174Giovanni, A., Op. cit. p36.
V.3.2.2 Dysfonction des mécanismes
respiratoires
Chez les sujets dysphoniques, la faible amplitude du
diaphragme et le peu d'action des abdominaux entraînent bien souvent le
recrutement des muscles respirateurs accessoires lors de la phonation.
Le recours à l'utilisation des muscles
sterno-cléïdo-mastoïdiens et des scalènes a pour effet
de projetter la tête en avant et de mettre en tension la musculature de
la suspension laryngée.
Le recrutement des intercostaux, internes et externes, permet
au sujet dysphonique de maintenir une capacité respiratoire suffisante.
Mais cela ne permet pas une bonne régulation de l'expiration. En effet,
l'élasticité passive des muscles inspirateurs accessoires les
pousse à reprendre leur position de repos, chassant ainsi l'air des
poumons. L'air expiré est donc mal géré. En début
de phonation, la pression sous-glottique est trop forte, ce qui provoque des
attaques en coup de glotte, néfastes pour les muqueuses
laryngées, ainsi que des tensions laryngées excessives. L'attaque
brutale du son est suivie d'une baisse rapide de la pression sous-glottique. Le
sujet dysphonique se voit donc obligé d'augmenter les tensions
laryngées pour pouvoir terminer ses phrases.
De plus, même au prix d'efforts importants, le TMP d'un
patient dysphonique reste souvent plus court que la moyenne. De nombreuses
études évoquent le fait que les sujets dysphoniques ont tendance
à terminer leurs phrases avec un volume pulmonaire moindre que la
moyenne.

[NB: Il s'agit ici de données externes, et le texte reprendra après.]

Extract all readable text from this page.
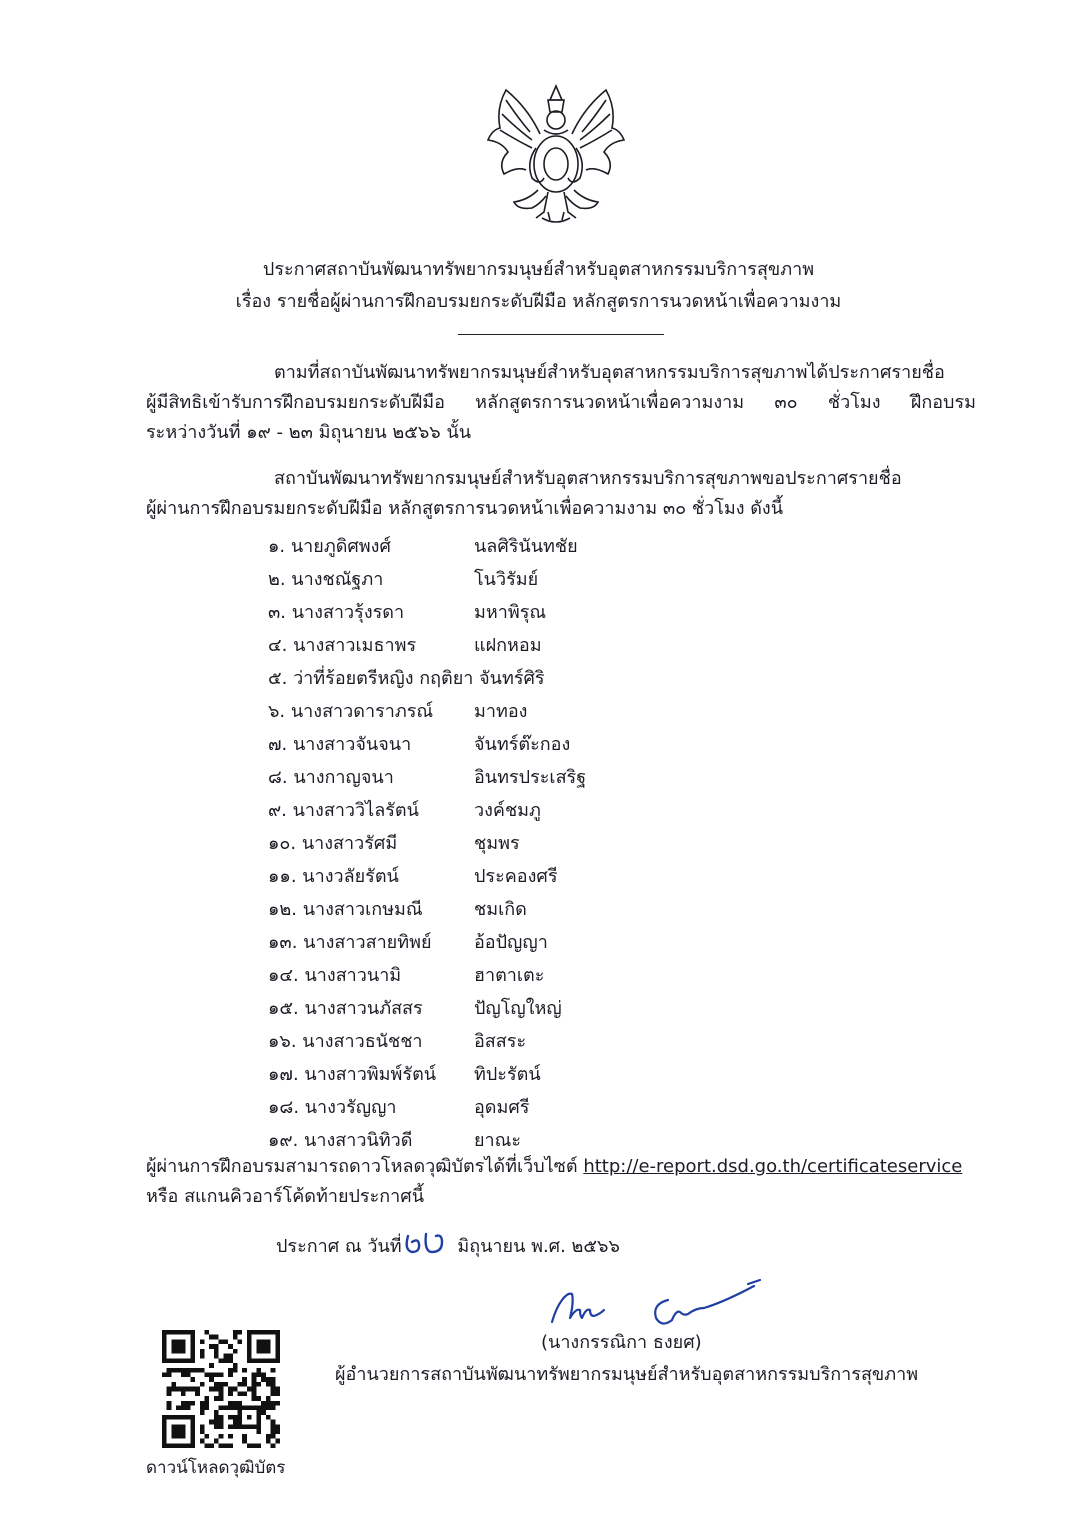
ประกาศสถาบันพัฒนาทรัพยากรมนุษย์สำหรับอุตสาหกรรมบริการสุขภาพ
เรื่อง รายชื่อผู้ผ่านการฝึกอบรมยกระดับฝีมือ หลักสูตรการนวดหน้าเพื่อความงาม
ตามที่สถาบันพัฒนาทรัพยากรมนุษย์สำหรับอุตสาหกรรมบริการสุขภาพได้ประกาศรายชื่อ
ผู้มีสิทธิเข้ารับการฝึกอบรมยกระดับฝีมือ หลักสูตรการนวดหน้าเพื่อความงาม ๓๐ ชั่วโมง ฝึกอบรม
ระหว่างวันที่ ๑๙ - ๒๓ มิถุนายน ๒๕๖๖ นั้น
สถาบันพัฒนาทรัพยากรมนุษย์สำหรับอุตสาหกรรมบริการสุขภาพขอประกาศรายชื่อ
ผู้ผ่านการฝึกอบรมยกระดับฝีมือ หลักสูตรการนวดหน้าเพื่อความงาม ๓๐ ชั่วโมง ดังนี้
๑. นายภูดิศพงศ์	นลศิรินันทชัย
๒. นางชณัฐภา	โนวิรัมย์
๓. นางสาวรุ้งรดา	มหาพิรุณ
๔. นางสาวเมธาพร	แฝกหอม
๕. ว่าที่ร้อยตรีหญิง กฤติยา จันทร์ศิริ
๖. นางสาวดาราภรณ์ มาทอง
๗. นางสาวจันจนา	จันทร์ต๊ะกอง
๘. นางกาญจนา	อินทรประเสริฐ
๙. นางสาววิไลรัตน์	วงค์ชมภู
๑๐. นางสาวรัศมี	ชุมพร
๑๑. นางวลัยรัตน์	ประคองศรี
๑๒. นางสาวเกษมณี	ชมเกิด
๑๓. นางสาวสายทิพย์ อ้อปัญญา
๑๔. นางสาวนามิ	ฮาตาเตะ
๑๕. นางสาวนภัสสร	ปัญโญใหญ่
๑๖. นางสาวธนัชชา	อิสสระ
๑๗. นางสาวพิมพ์รัตน์ ทิปะรัตน์
๑๘. นางวรัญญา	อุดมศรี
๑๙. นางสาวนิทิวดี	ยาณะ
ผู้ผ่านการฝึกอบรมสามารถดาวโหลดวุฒิบัตรได้ที่เว็บไซต์ http://e-report.dsd.go.th/certificateservice
หรือ สแกนคิวอาร์โค้ดท้ายประกาศนี้
ประกาศ ณ วันที่	มิถุนายน พ.ศ. ๒๕๖๖
(นางกรรณิกา ธงยศ)
ผู้อำนวยการสถาบันพัฒนาทรัพยากรมนุษย์สำหรับอุตสาหกรรมบริการสุขภาพ
ดาวน์โหลดวุฒิบัตร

Or, un faible volume pulmonaire modifie la verticalité du
larynx et la pression sous-glottique, ces deux paramètres favorisant
l'adduction brutale des cordes vocales175. En effet, il semblerait
qu'un volume pulmonaire élevé permette une adduction plus souple
qu'un faible volume176.
Par ailleurs, les tensions de la suspension laryngée se
répercutant sur la langue et le voile du palais, le sujet doit fournir
un effort supplémentaire pour articuler, créant des tensions
supplémentaires au niveau du cou et de la mâchoire.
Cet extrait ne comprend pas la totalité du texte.